Zahl uses the term doubleness. Paul explained the doubleness that affects all of us by saying he wanted to do what is good. But the evil he did not want to do is what he ended up doing. The shape of low anthropology includes the acknowledgement that human beings are self-centered. Zahl calls self-centeredness control freaks anonymous.

The center section of the book focuses on the mechanics of low anthropology, how we avoid it and its fruits when we embrace it. The final section of the book focuses on how low anthropology plays out in our lives: in relationships, politics, and religion.

Homeless Jesus Statue, photo by Jerome Burce

The last chapter of the book is entitled “Low Anthropology in Religion.” I suggest reading this chapter first. In this reader’s opinion, it provides the scaffolding for all the rest. The foundation is provided by the statement Zahl quotes from his father, an Episcopal priest: “The lower your anthropology, the higher your Christology will be.”

Zahl builds from this statement. He says a low anthropology holds God to his promises rather than usurp the reins. A religion of low anthropology does not, in Zahl’s words, “recalibrate the law of God or propagate rumors about the human ability to fulfill it. Instead, it allows God’s voice to speak at full volume.” In so doing God intends to force us to look away from ourselves and look to God for deliverance.

Zahl is right to begin with God’s promises before unfolding God’s use of the law. I would like to hear from Zahl what those promises are. To be sure, I can find them throughout the book. I long to hear a summary of those promises at this point.
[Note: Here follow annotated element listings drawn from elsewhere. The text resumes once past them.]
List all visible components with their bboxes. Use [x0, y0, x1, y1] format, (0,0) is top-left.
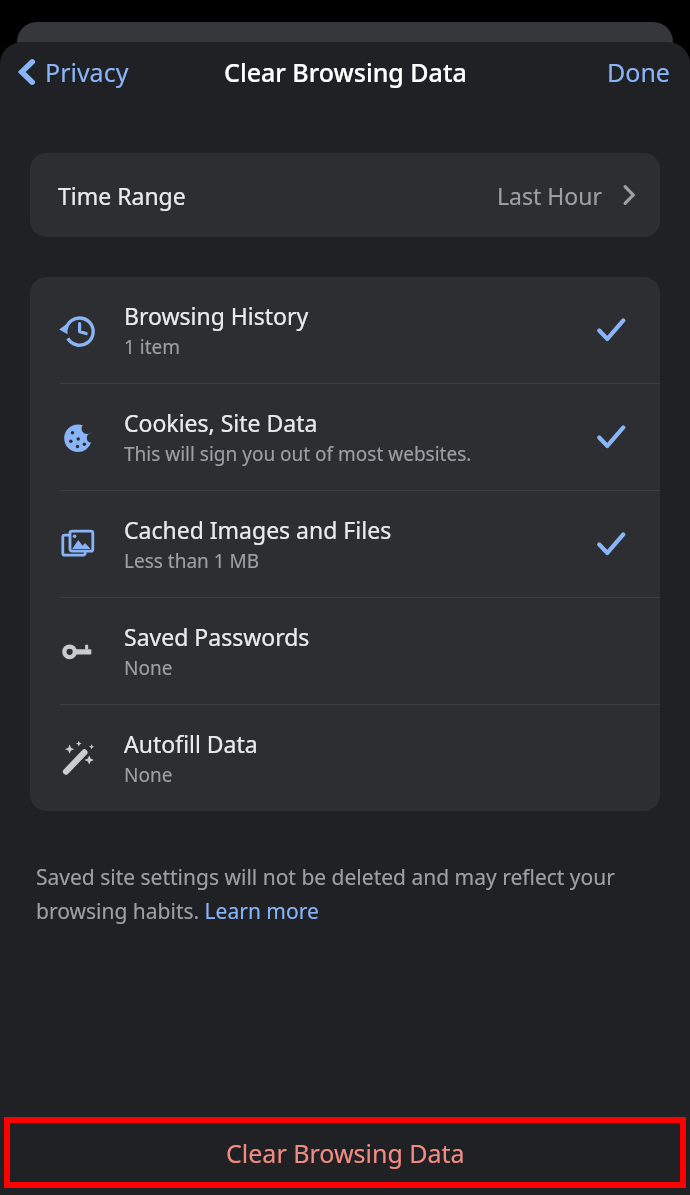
staticText: Saved site settings will not be deleted … — [36, 863, 640, 925]
staticText: This will sign you out of most websites. — [124, 441, 472, 467]
button[interactable]: Time Range — [30, 153, 660, 237]
staticText: Clear Browsing Data — [224, 55, 467, 89]
staticText: Autofill Data — [124, 728, 258, 759]
other: Selected — [597, 423, 625, 451]
button[interactable]: Browsing History — [30, 277, 660, 383]
staticText: Cookies, Site Data — [124, 407, 318, 438]
button[interactable]: Cached Images and Files — [30, 491, 660, 597]
staticText: Saved Passwords — [124, 621, 310, 652]
staticText: Time Range — [58, 180, 186, 211]
staticText: Clear Browsing Data — [226, 1136, 465, 1170]
other: Selected — [597, 530, 625, 558]
staticText: 1 item — [124, 334, 181, 360]
staticText: None — [124, 655, 173, 681]
button[interactable]: Saved site settings will not be deleted … — [36, 863, 640, 925]
staticText: Cached Images and Files — [124, 514, 392, 545]
button[interactable]: Cookies, Site Data — [30, 384, 660, 490]
staticText: Less than 1 MB — [124, 548, 260, 574]
button[interactable]: Done — [599, 49, 678, 95]
button[interactable]: Saved Passwords — [30, 598, 660, 704]
staticText: Browsing History — [124, 300, 309, 331]
button[interactable]: Privacy — [8, 49, 137, 95]
staticText: Privacy — [45, 55, 129, 89]
button[interactable]: Clear Browsing Data — [4, 1117, 686, 1188]
staticText: Done — [607, 55, 670, 89]
button[interactable]: Autofill Data — [30, 705, 660, 811]
other: Selected — [597, 316, 625, 344]
staticText: Last Hour — [497, 180, 602, 211]
staticText: None — [124, 762, 173, 788]
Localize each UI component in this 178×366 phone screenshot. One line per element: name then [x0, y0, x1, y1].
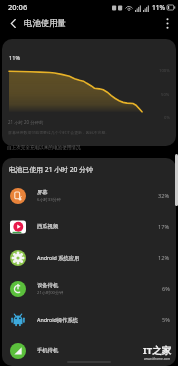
staticText: 自上次完全充电以来的电池使用情况 [7, 145, 81, 151]
button[interactable]: 手机待机 [2, 335, 176, 366]
staticText: 17% [158, 223, 170, 231]
staticText: 11% [9, 54, 21, 62]
button[interactable]: Back [2, 12, 24, 34]
staticText: 21小时00分钟 [37, 290, 64, 296]
button[interactable]: 西瓜视频 [2, 211, 176, 242]
staticText: www.ithome.com [144, 357, 171, 361]
staticText: 32% [158, 192, 170, 200]
staticText: 50% [161, 92, 170, 98]
staticText: 0% [164, 115, 170, 121]
staticText: 12% [158, 254, 170, 262]
button[interactable]: Android 系统应用 [2, 242, 176, 273]
staticText: 11% [152, 3, 165, 12]
staticText: 3% [162, 347, 170, 355]
button[interactable]: Android操作系统 [2, 304, 176, 335]
staticText: 6小时33分钟 [37, 197, 61, 203]
staticText: 5% [162, 316, 170, 324]
staticText: Android操作系统 [37, 316, 79, 323]
staticText: Android 系统应用 [37, 254, 80, 261]
staticText: 6% [162, 285, 170, 293]
staticText: IT之家 [143, 344, 172, 357]
staticText: 西瓜视频 [37, 223, 59, 230]
button[interactable]: More options [156, 12, 178, 34]
staticText: 电池使用量 [24, 18, 66, 29]
staticText: 设备待机 [37, 282, 59, 289]
staticText: 手机待机 [37, 347, 59, 354]
staticText: 100% [159, 68, 170, 74]
button[interactable]: 电池已使用 21 小时 20 分钟 [2, 158, 176, 180]
staticText: 屏幕 [37, 189, 48, 196]
staticText: 20:06 [8, 2, 28, 12]
button[interactable]: 设备待机 [2, 273, 176, 304]
staticText: 电池已使用 21 小时 20 分钟 [9, 165, 93, 174]
staticText: 屏幕使用数据可能需要过几个小时才会更新，因此不完整。 [8, 130, 110, 135]
button[interactable]: 屏幕 [2, 180, 176, 211]
staticText: 21 小时 20 分钟前 [8, 119, 44, 125]
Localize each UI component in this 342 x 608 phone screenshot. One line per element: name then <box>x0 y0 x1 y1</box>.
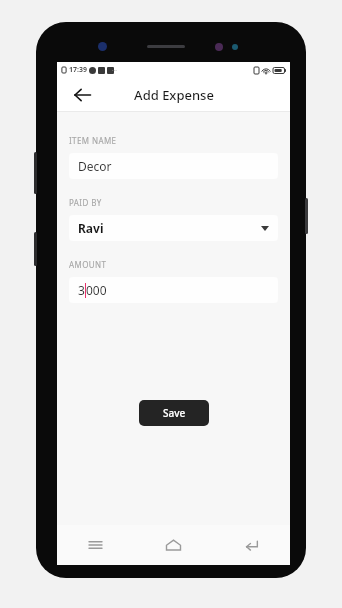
staticText: Add Expense <box>134 86 214 104</box>
staticText: 3 <box>78 282 85 298</box>
button[interactable]: Ravi <box>69 215 278 241</box>
staticText: AMOUNT <box>69 259 107 270</box>
staticText: PAID BY <box>69 197 102 208</box>
button[interactable]: Decor <box>69 153 278 179</box>
button[interactable]: Home <box>134 525 212 565</box>
staticText: ··· <box>112 66 117 74</box>
button[interactable]: Back <box>69 82 95 108</box>
staticText: ITEM NAME <box>69 135 117 146</box>
button[interactable]: 3 <box>69 277 278 303</box>
button[interactable]: Save <box>139 400 209 426</box>
button[interactable]: Back <box>212 525 290 565</box>
staticText: Decor <box>78 158 112 174</box>
staticText: 17:39 <box>69 65 87 75</box>
button[interactable]: Recents <box>57 525 134 565</box>
staticText: Ravi <box>78 220 104 236</box>
staticText: Save <box>163 406 186 420</box>
staticText: 000 <box>86 282 107 298</box>
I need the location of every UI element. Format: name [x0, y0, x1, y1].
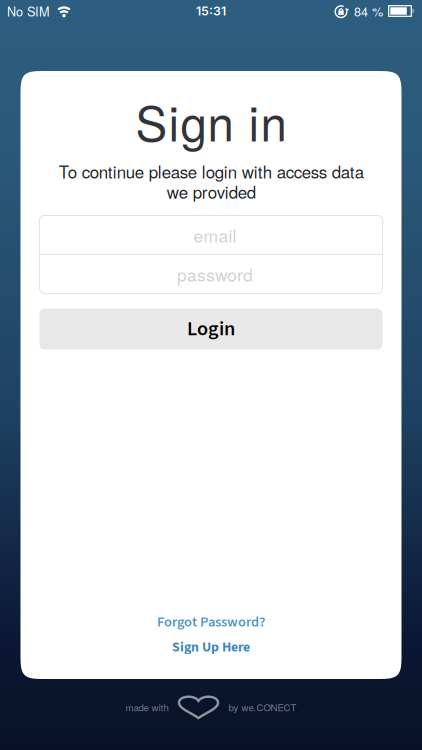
staticText: No SIM: [7, 2, 50, 20]
staticText: Sign in: [136, 87, 286, 155]
staticText: 15:31: [196, 4, 226, 18]
button[interactable]: email: [40, 216, 382, 254]
staticText: 84 %: [354, 2, 383, 20]
staticText: email: [194, 222, 236, 248]
button[interactable]: password: [40, 254, 382, 294]
staticText: Login: [187, 314, 235, 343]
staticText: To continue please login with access dat…: [58, 159, 364, 204]
button[interactable]: Forgot Password?: [157, 612, 265, 632]
staticText: password: [177, 262, 253, 286]
button[interactable]: Login: [40, 308, 382, 350]
staticText: by we.CONECT: [228, 700, 296, 714]
staticText: Sign Up Here: [172, 637, 250, 657]
button[interactable]: Sign Up Here: [172, 637, 250, 657]
staticText: Forgot Password?: [157, 612, 265, 632]
staticText: made with: [126, 700, 168, 714]
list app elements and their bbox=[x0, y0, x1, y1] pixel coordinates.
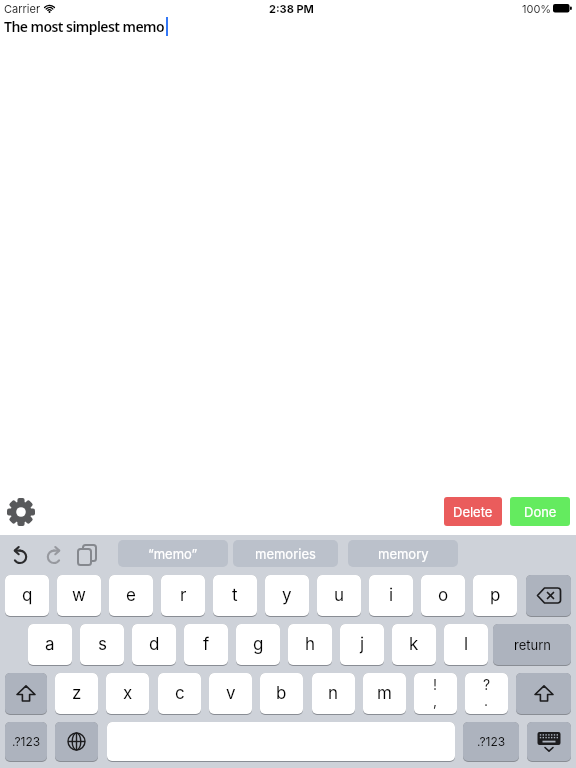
button[interactable]: f bbox=[184, 624, 228, 666]
button[interactable]: z bbox=[55, 673, 98, 715]
staticText: . bbox=[484, 692, 489, 709]
button[interactable]: r bbox=[161, 575, 205, 617]
button[interactable]: q bbox=[5, 575, 49, 617]
staticText: k bbox=[409, 634, 419, 655]
staticText: y bbox=[282, 585, 292, 606]
staticText: z bbox=[72, 683, 82, 704]
staticText: “memo” bbox=[148, 546, 198, 562]
staticText: p bbox=[490, 585, 501, 606]
staticText: 100% bbox=[522, 2, 552, 15]
staticText: t bbox=[232, 585, 238, 606]
button[interactable]: n bbox=[312, 673, 355, 715]
button[interactable]: u bbox=[317, 575, 361, 617]
staticText: j bbox=[360, 634, 365, 655]
staticText: o bbox=[438, 585, 449, 606]
button[interactable]: v bbox=[209, 673, 252, 715]
button[interactable]: m bbox=[363, 673, 406, 715]
button[interactable]: memories bbox=[233, 540, 338, 567]
staticText: memories bbox=[255, 546, 316, 562]
button[interactable]: k bbox=[392, 624, 436, 666]
button[interactable]: e bbox=[109, 575, 153, 617]
button[interactable]: g bbox=[236, 624, 280, 666]
staticText: Done bbox=[524, 504, 557, 520]
staticText: x bbox=[123, 683, 133, 704]
button[interactable]: y bbox=[265, 575, 309, 617]
button[interactable] bbox=[77, 544, 99, 566]
button[interactable]: ? bbox=[465, 673, 508, 715]
button[interactable] bbox=[9, 546, 31, 566]
button[interactable]: .?123 bbox=[5, 722, 47, 762]
staticText: f bbox=[203, 634, 210, 655]
button[interactable] bbox=[516, 673, 571, 715]
staticText: q bbox=[22, 585, 33, 606]
staticText: ? bbox=[483, 676, 491, 693]
staticText: h bbox=[305, 634, 316, 655]
staticText: return bbox=[514, 637, 551, 653]
button[interactable]: j bbox=[340, 624, 384, 666]
button[interactable]: b bbox=[260, 673, 303, 715]
staticText: The most simplest memo bbox=[4, 17, 165, 36]
staticText: n bbox=[328, 683, 339, 704]
staticText: r bbox=[180, 585, 187, 606]
staticText: .?123 bbox=[12, 734, 41, 749]
button[interactable]: s bbox=[80, 624, 124, 666]
button[interactable]: a bbox=[28, 624, 72, 666]
staticText: u bbox=[334, 585, 345, 606]
staticText: , bbox=[433, 692, 438, 709]
button[interactable]: c bbox=[158, 673, 201, 715]
button[interactable]: l bbox=[444, 624, 488, 666]
staticText: memory bbox=[378, 546, 429, 562]
staticText: l bbox=[464, 634, 469, 655]
button[interactable]: “memo” bbox=[118, 540, 228, 567]
button[interactable] bbox=[526, 575, 571, 617]
staticText: e bbox=[126, 585, 136, 606]
button[interactable]: i bbox=[369, 575, 413, 617]
staticText: 2:38 PM bbox=[269, 2, 314, 15]
staticText: Carrier bbox=[4, 2, 41, 15]
button[interactable]: Delete bbox=[444, 497, 502, 526]
button[interactable]: Done bbox=[510, 497, 570, 526]
button[interactable] bbox=[107, 722, 455, 762]
button[interactable]: t bbox=[213, 575, 257, 617]
staticText: a bbox=[45, 634, 55, 655]
button[interactable] bbox=[43, 546, 65, 566]
button[interactable]: x bbox=[106, 673, 149, 715]
staticText: b bbox=[276, 683, 287, 704]
staticText: d bbox=[149, 634, 160, 655]
staticText: Delete bbox=[453, 504, 493, 520]
staticText: m bbox=[377, 683, 392, 704]
staticText: w bbox=[72, 585, 86, 606]
staticText: i bbox=[389, 585, 394, 606]
button[interactable] bbox=[5, 673, 47, 715]
staticText: .?123 bbox=[477, 734, 506, 749]
button[interactable]: h bbox=[288, 624, 332, 666]
staticText: c bbox=[175, 683, 185, 704]
staticText: v bbox=[226, 683, 236, 704]
button[interactable]: p bbox=[473, 575, 517, 617]
button[interactable]: ! bbox=[414, 673, 457, 715]
button[interactable] bbox=[7, 498, 35, 526]
button[interactable] bbox=[527, 722, 571, 762]
button[interactable] bbox=[55, 722, 98, 762]
button[interactable]: d bbox=[132, 624, 176, 666]
button[interactable]: .?123 bbox=[463, 722, 519, 762]
button[interactable]: memory bbox=[348, 540, 458, 567]
button[interactable]: return bbox=[493, 624, 571, 666]
staticText: g bbox=[253, 634, 264, 655]
staticText: ! bbox=[433, 676, 438, 693]
button[interactable]: w bbox=[57, 575, 101, 617]
staticText: s bbox=[98, 634, 107, 655]
button[interactable]: o bbox=[421, 575, 465, 617]
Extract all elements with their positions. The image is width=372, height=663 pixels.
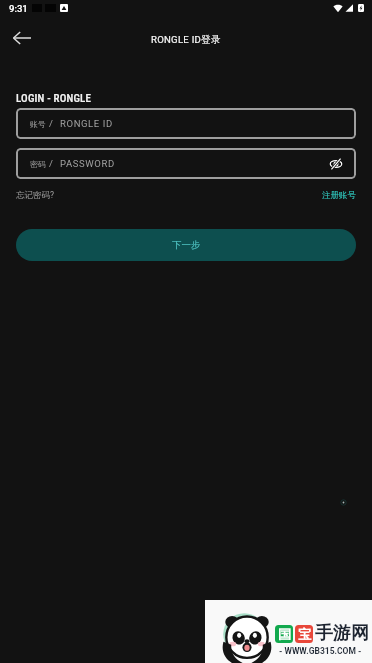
staticText: RONGLE ID [60, 118, 113, 129]
staticText: 国 [278, 626, 291, 642]
button[interactable]: 密码 [16, 148, 356, 179]
staticText: / [46, 118, 60, 129]
button[interactable]: 忘记密码? [16, 190, 55, 201]
staticText: 宝 [298, 626, 311, 642]
staticText: 9:31 [9, 3, 28, 14]
staticText: LOGIN - RONGLE [16, 92, 92, 105]
button[interactable]: Back [6, 22, 38, 54]
staticText: 注册账号 [322, 190, 356, 201]
button[interactable]: 注册账号 [322, 190, 356, 201]
staticText: PASSWORD [60, 158, 115, 169]
staticText: / [46, 158, 60, 169]
staticText: RONGLE ID登录 [151, 34, 221, 46]
staticText: - WWW.GB315.COM - [279, 646, 362, 656]
staticText: 账号 [30, 119, 46, 129]
staticText: 忘记密码? [16, 190, 55, 201]
button[interactable]: Toggle password visibility [327, 155, 345, 173]
staticText: 下一步 [172, 239, 201, 251]
button[interactable]: 账号 [16, 108, 356, 139]
button[interactable]: 下一步 [16, 229, 356, 261]
staticText: 手游网 [315, 622, 369, 645]
staticText: 密码 [30, 159, 46, 169]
The question remains: Is this just another self-help book? Zahl says it is not. Nadia Bolz-Weber, in her testament on the book jacket, says it is not. Low anthropology and self-help contradict each other. However, the book has some of the markings of self-help volumes. They all expose some problem or other in our thinking and behavior. They all offer solutions in ten steps, twelve keys, or twenty-four best practices. Zahl does not do the latter. However, I can envision someone divining rubrics for us to adopt in order to achieve happiness in a life of low anthropology.

Over the years, I have attended enough traveling medicine shows of the I’m-ok-you’re-ok, road-less-traveled variety to know I come away burdened with pages of notes detailing what I need to get busy doing and feeling worse about my life and abilities than before I entered the arena.

There is one sentence in the book that decides the matter for me. Zahl writes, “[A] religion of low anthropology tends to resonate with those who find themselves defeated by life rather than with folks on the upward swing.”

Self-help books are written by those on the upward swing. Zahl writes from the place the rest of us find ourselves. We are people in desperate need of God grace. God’s grace is what I heard from Zahl from beginning to end in this book. This is why I highly recommend the book. Zahl delivers God’s mercy as balm for our wounded souls.